Les quartiers Brucheum et juif sont détruits au Ve siècle, et leurs monuments centraux, le Sérapéum et le Mouseîon, tombent en ruine. La vie s'organise alors autour de l'emplacement du Sérapéum (rasé et remplacé par une église) et du Césaréum. Les quartiers du Pharos et de l'Heptastade regagnent de la population et restent intacts.
Alexandrie est conquise par les Perses en 616 par Khosro II, roi de Perse.
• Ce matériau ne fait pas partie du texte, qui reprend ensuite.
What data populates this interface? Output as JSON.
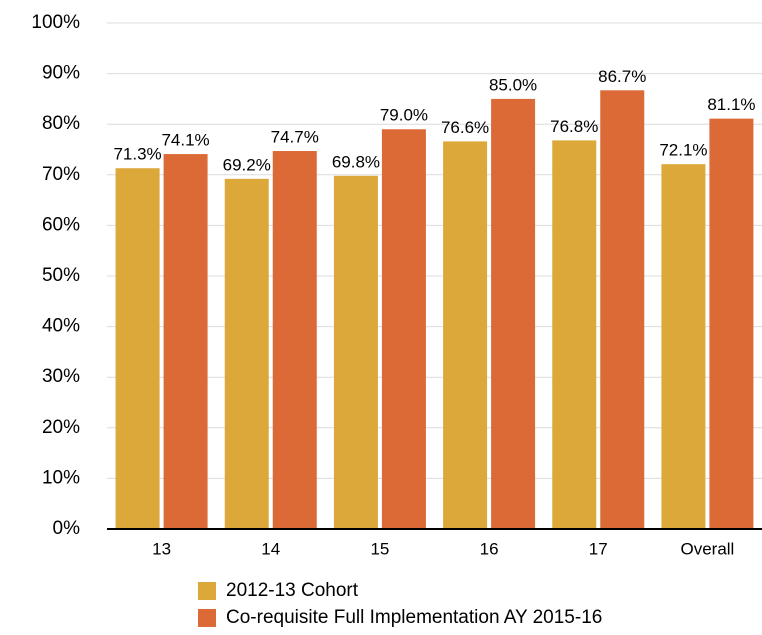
{
  "chart_data": {
    "type": "bar",
    "categories": [
      "13",
      "14",
      "15",
      "16",
      "17",
      "Overall"
    ],
    "series": [
      {
        "name": "2012-13 Cohort",
        "color": "#dca83a",
        "values": [
          71.3,
          69.2,
          69.8,
          76.6,
          76.8,
          72.1
        ],
        "value_labels": [
          "71.3%",
          "69.2%",
          "69.8%",
          "76.6%",
          "76.8%",
          "72.1%"
        ]
      },
      {
        "name": "Co-requisite Full Implementation AY 2015-16",
        "color": "#dc6a37",
        "values": [
          74.1,
          74.7,
          79.0,
          85.0,
          86.7,
          81.1
        ],
        "value_labels": [
          "74.1%",
          "74.7%",
          "79.0%",
          "85.0%",
          "86.7%",
          "81.1%"
        ]
      }
    ],
    "ylim": [
      0,
      100
    ],
    "yticks": [
      {
        "value": 0,
        "label": "0%"
      },
      {
        "value": 10,
        "label": "10%"
      },
      {
        "value": 20,
        "label": "20%"
      },
      {
        "value": 30,
        "label": "30%"
      },
      {
        "value": 40,
        "label": "40%"
      },
      {
        "value": 50,
        "label": "50%"
      },
      {
        "value": 60,
        "label": "60%"
      },
      {
        "value": 70,
        "label": "70%"
      },
      {
        "value": 80,
        "label": "80%"
      },
      {
        "value": 90,
        "label": "90%"
      },
      {
        "value": 100,
        "label": "100%"
      }
    ],
    "grid": true,
    "legend": "bottom"
  }
}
La ville est récupérée par l'empire vers 630. En 640, le général arabe 'Amr ibn al-'As entreprend un siège d'une quarantaine de mois. La cité n'obtient aucune aide de Constantinople : l'empereur Héraclius meurt et le nouvel empereur Constantin III qui ne règne que quatre mois, laisse le pouvoir à son fils de onze ans. Le 17 septembre 642, Alexandrie, évacuée par les Romains, est livrée par le patriarche Cyrus aux troupes de ‘Amr. Il existe une tradition - très probablement erronée - selon laquelle les manuscrits contenus dans la bibliothèque de la ville auraient brulé à ce moment. Malgré une vaine tentative de reconquête byzantine en 645, la ville reste désormais sous domination arabe. Les Grecs qui partent d’Égypte étant surtout des commerçants, le régime de la propriété du sol n’est pas modifié, et les Arabes reçoivent une solde surtout en nature. Ils assurent une garde par rotation à Alexandrie face à la mer et à Khirbeta face au désert. 'Amr écrit au Calife Omar ibn al-Khattâb qu'il a pris une cité contenant :
12 000 vendeurs d'huile fraîche ;
40 000 juifs qui paient tribut ;
400 théâtres ou lieux de divertissement.